All of which contributes to the unreality of Nuzzi as a person, her story, and the book as a whole, as reality becomes increasingly indistinguishable from fiction and vice versa, like Nuzzi’s affair with The Politician evolving into a Law & Order episode. This mirrors what Nuzzi calls “the distortion outbreak” occurring in the United States under Donald Trump, as reality and fiction collide with a wannabe movie and theater producer, reality show host, and WWE Hall of Fame inductee as leader. The latter inspires a delightful interlude in which Nuzzi attempts to visit the WWE Hall of Fame only to learn from a blasé receptionist that it doesn’t exist in the physical realm, but is an idea, a perfect representation of the kayfabe at the heart of this American show. This unreality isn’t just for the Trump fanatics, the ones losing their minds at the MAGA rallies, which she perfectly observes as, “a kaleidoscope of red and red and red and red and blue and white, of hats and flesh and flags and fistfights and fast food and rhinestones, a borderless mass with one heart beating very fast, dancing to ‘Y.M.C.A’.” His detractors also have lost their grounding, which leads an unnamed director to assert that Trump’s Butler assassination looked like “prop blood,” like the numerous people who told me last year that they thought Trump staged his own shooting. At the time, I remember feeling unmoored by the entry of Blue Anon into my orbit. Like oh Christ, YOU’RE a lunatic too!

Like any true cracked nut, Nuzzi sees this distortion as running in endless loops, the ouroboros or Nietzsche’s eternal return. A sucker for flat circles, I can be convinced of this theory. While she also takes a spin around Lee Greenwood—“God Bless the U.S.A” projected over the River Plaza Elementary School in a fit of post-9/11 patriotic fervor, playing again as Trump meanders onstage at his MAGA rallies, and printed in a scam Bible sold by both Greenwood and Trump, this is best shown through the eternal recurrence of Trump himself. Hasn’t he always been a constant presence in our lives? Always in or just outside of frame somehow? Early on, Nuzzi recalls initially encountering the idea of Trump when she was six years old in traffic with her father, with Trump’s town car nearby. She also takes a woozy whirl in the atrium of Trump Tower, years after his racist golden escalator entry into politics:

“Time folded, stretched, turned. I turned on the heel of my pink Gucci stilettos from where I was standing, outside the façade of the Gucci store in the atrium, to face the fabled golden escalator. In my mind, the stilettos morphed into the black Prada stilettos I had been wearing the day when I first stepped onto the marble here.”

The dizzying merry-go-round of The Donald is hard to write about without sounding batshit bonkers, which Nuzzi unquestionably does, and I probably do as well.
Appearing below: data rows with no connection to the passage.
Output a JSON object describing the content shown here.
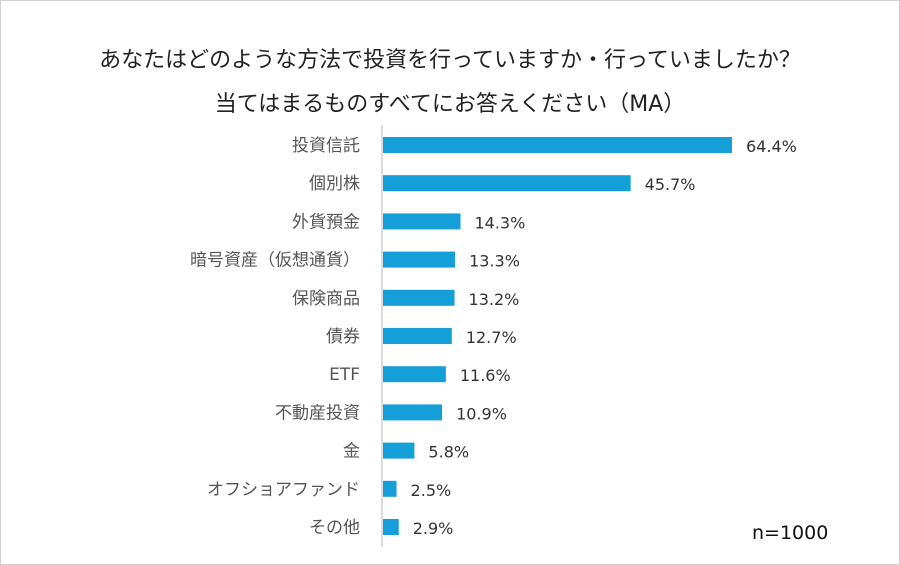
{
  "title_line1": "あなたはどのような方法で投資を行っていますか・行っていましたか？",
  "title_line2": "当てはまるものすべてにお答えください（MA）",
  "sample_size": "n=1000",
  "chart_data": {
    "type": "bar",
    "orientation": "horizontal",
    "categories": [
      "投資信託",
      "個別株",
      "外貨預金",
      "暗号資産（仮想通貨）",
      "保険商品",
      "債券",
      "ETF",
      "不動産投資",
      "金",
      "オフショアファンド",
      "その他"
    ],
    "values": [
      64.4,
      45.7,
      14.3,
      13.3,
      13.2,
      12.7,
      11.6,
      10.9,
      5.8,
      2.5,
      2.9
    ],
    "value_labels": [
      "64.4%",
      "45.7%",
      "14.3%",
      "13.3%",
      "13.2%",
      "12.7%",
      "11.6%",
      "10.9%",
      "5.8%",
      "2.5%",
      "2.9%"
    ],
    "unit": "%",
    "xlim": [
      0,
      70
    ],
    "grid": false,
    "bar_color": "#159fd8"
  }
}
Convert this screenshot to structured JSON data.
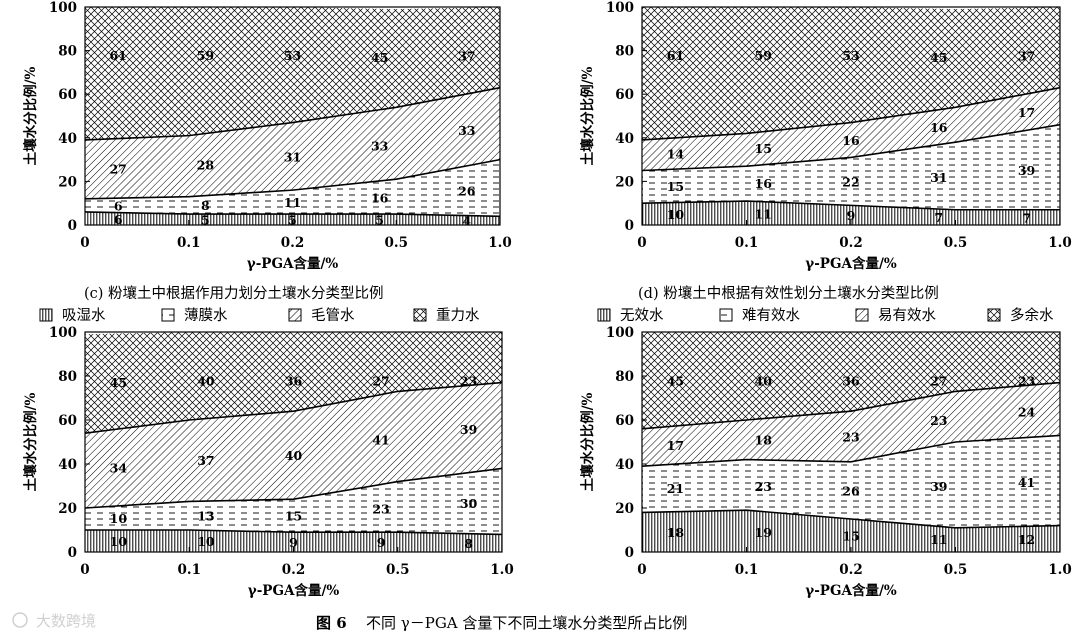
{
  "figure": {
    "caption_label": "图 6",
    "caption_text": "不同 γ－PGA 含量下不同土壤水分类型所占比例",
    "watermark": "大数跨境"
  },
  "colors": {
    "stroke": "#000000",
    "background": "#ffffff",
    "watermark": "#d0d0d0"
  },
  "legends": {
    "force": [
      {
        "label": "吸湿水",
        "pattern": "vertical"
      },
      {
        "label": "薄膜水",
        "pattern": "dashed"
      },
      {
        "label": "毛管水",
        "pattern": "diagonal"
      },
      {
        "label": "重力水",
        "pattern": "crosshatch"
      }
    ],
    "availability": [
      {
        "label": "无效水",
        "pattern": "vertical"
      },
      {
        "label": "难有效水",
        "pattern": "dashed"
      },
      {
        "label": "易有效水",
        "pattern": "diagonal"
      },
      {
        "label": "多余水",
        "pattern": "crosshatch"
      }
    ]
  },
  "chart_data": [
    {
      "id": "c",
      "type": "area",
      "stacked": true,
      "caption": "(c) 粉壤土中根据作用力划分土壤水分类型比例",
      "xlabel": "γ-PGA含量/%",
      "ylabel": "土壤水分比例/%",
      "x": [
        "0",
        "0.1",
        "0.2",
        "0.5",
        "1.0"
      ],
      "ylim": [
        0,
        100
      ],
      "yticks": [
        0,
        20,
        40,
        60,
        80,
        100
      ],
      "series": [
        {
          "name": "吸湿水",
          "values": [
            6,
            5,
            5,
            5,
            4
          ]
        },
        {
          "name": "薄膜水",
          "values": [
            6,
            8,
            11,
            16,
            26
          ]
        },
        {
          "name": "毛管水",
          "values": [
            27,
            28,
            31,
            33,
            33
          ]
        },
        {
          "name": "重力水",
          "values": [
            61,
            59,
            53,
            45,
            37
          ]
        }
      ]
    },
    {
      "id": "d",
      "type": "area",
      "stacked": true,
      "caption": "(d) 粉壤土中根据有效性划分土壤水分类型比例",
      "xlabel": "γ-PGA含量/%",
      "ylabel": "土壤水分比例/%",
      "x": [
        "0",
        "0.1",
        "0.2",
        "0.5",
        "1.0"
      ],
      "ylim": [
        0,
        100
      ],
      "yticks": [
        0,
        20,
        40,
        60,
        80,
        100
      ],
      "series": [
        {
          "name": "无效水",
          "values": [
            10,
            11,
            9,
            7,
            7
          ]
        },
        {
          "name": "难有效水",
          "values": [
            15,
            16,
            22,
            31,
            39
          ]
        },
        {
          "name": "易有效水",
          "values": [
            14,
            15,
            16,
            16,
            17
          ]
        },
        {
          "name": "多余水",
          "values": [
            61,
            59,
            53,
            45,
            37
          ]
        }
      ]
    },
    {
      "id": "e",
      "type": "area",
      "stacked": true,
      "xlabel": "γ-PGA含量/%",
      "ylabel": "土壤水分比例/%",
      "x": [
        "0",
        "0.1",
        "0.2",
        "0.5",
        "1.0"
      ],
      "ylim": [
        0,
        100
      ],
      "yticks": [
        0,
        20,
        40,
        60,
        80,
        100
      ],
      "series": [
        {
          "name": "吸湿水",
          "values": [
            10,
            10,
            9,
            9,
            8
          ]
        },
        {
          "name": "薄膜水",
          "values": [
            10,
            13,
            15,
            23,
            30
          ]
        },
        {
          "name": "毛管水",
          "values": [
            34,
            37,
            40,
            41,
            39
          ]
        },
        {
          "name": "重力水",
          "values": [
            45,
            40,
            36,
            27,
            23
          ]
        }
      ]
    },
    {
      "id": "f",
      "type": "area",
      "stacked": true,
      "xlabel": "γ-PGA含量/%",
      "ylabel": "土壤水分比例/%",
      "x": [
        "0",
        "0.1",
        "0.2",
        "0.5",
        "1.0"
      ],
      "ylim": [
        0,
        100
      ],
      "yticks": [
        0,
        20,
        40,
        60,
        80,
        100
      ],
      "series": [
        {
          "name": "无效水",
          "values": [
            18,
            19,
            15,
            11,
            12
          ]
        },
        {
          "name": "难有效水",
          "values": [
            21,
            23,
            26,
            39,
            41
          ]
        },
        {
          "name": "易有效水",
          "values": [
            17,
            18,
            23,
            23,
            24
          ]
        },
        {
          "name": "多余水",
          "values": [
            45,
            40,
            36,
            27,
            23
          ]
        }
      ]
    }
  ]
}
But fuck it, she’s right. Couldn’t we all do some version of this? Trump in Home Alone 2. Eating stale bagels in the nasty, dirty Trump café. Laughing at Omarosa’s diva nastiness on The Apprentice. Visiting the Trump Taj Mahal in Atlantic City. Watching Trump’s political rise and fall and rise again. Laughing at the gigantic butt prints left on the Starbucks couches in the Trump Tower atrium. Going to 45 Wine and Whiskey. Trying to go to 45 Wine and Whiskey, only to find it closed. Going to 45 Wine and Whiskey again. Attending the Madison Square Garden Trumpamania. Visiting the White House and gazing at a portrait of his bloodied face in Butler, a county not too far from where I grew up. There’s no telling how many more turns we have to go on this ride, but of any book I’ve read, American Canto captures its incoherence, its ridiculousness, its horror, and yes, its camp.